* * *
Марина Цветаева не любила Париж с его «грустной обязанностью развлекаться». Но она была — там, внутри Парижа, внутри всей этой великолепной мишуры русской эмиграции, причудливой и жалкой, как мундир маленького латиноамериканского диктатора. Марина не прощала эмиграции вовсе не фальши. Фальшь — что! Такая мелочь не заставила бы ее и поморщиться. Нет, другое: эмиграция не любила поэзии. Больше: эмиграция не нуждалась в поэзии. Русская поэзия потеряла смысл.
А для Марины другого смысла быть не могло. Она писала стихи так, как другие тачали сапоги или шили штаны. Это было ее ремесло, ее дыхание.
Она ненавидела «их» — в ком видела предателей (даже не «белой идеи»! нет — поэзии!) — безмолвно и некрасиво. Лицом. Всей своей манерой держаться. Да, она приходила в ресторан и сидела там с некрасивым лицом. Никого это, разумеется, не задевало. Поэтессе положено делать разные гримасы. Тем более что ее муж Сережа был ужасно милый, такой красивый, нелепый немножко и общительный. Подвыпив, жаловался на жену, но тоже удивительно мило и по-детски простодушно: она меня обижает…

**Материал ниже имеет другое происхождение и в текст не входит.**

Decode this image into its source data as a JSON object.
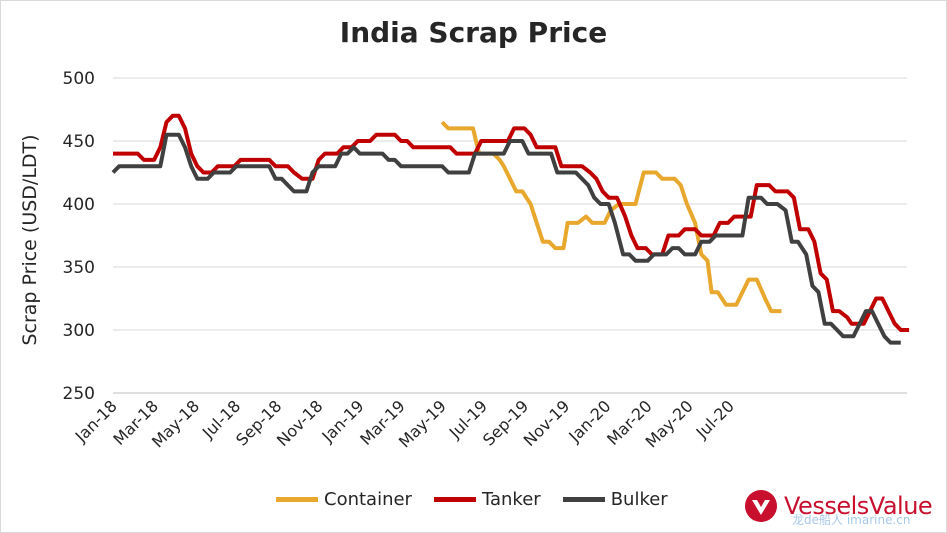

Сережа. Это ведь он познакомил Веру Гучкову с Болевичем. Тогда все и началось, в тридцатые годы, в Париже. И тянется нитка, тянется… все тоньше и тоньше становится, но до сих пор еще два последних волоска не оборвались.
Жива Вера Александровна Гучкова — и жив Болевич.
Рас-стояние: версты, мили…
Но это сейчас, сейчас, а тогда («помнишь?») — тогда, в Париже, они были под единым небом, под одной и той же пошло сверкающей ресторанной крышей. Красавица Плевицкая в кокошнике размером с храм Василия Блаженного, расшитом алмазами, серебристо скорбела об оставленной в далеких снегах России, и ее втиснутое в жесткий атлас тело сияло, точно сугроб под фонарем: когда, бывало, возвращаешься из Мариинского театра, в ушах постепенно замирает финальная ария, и снег искрится на ресницах и повсюду, по всему Петербургу, и так тихо везде…
Марина слушала неподвижно, сидела очень прямо, застыв; простое, сильно поношенное платье смотрелось на ней как рыцарский доспех: в каждой нитке таился вызов, которого то ли не замечали, то ли боялись принять.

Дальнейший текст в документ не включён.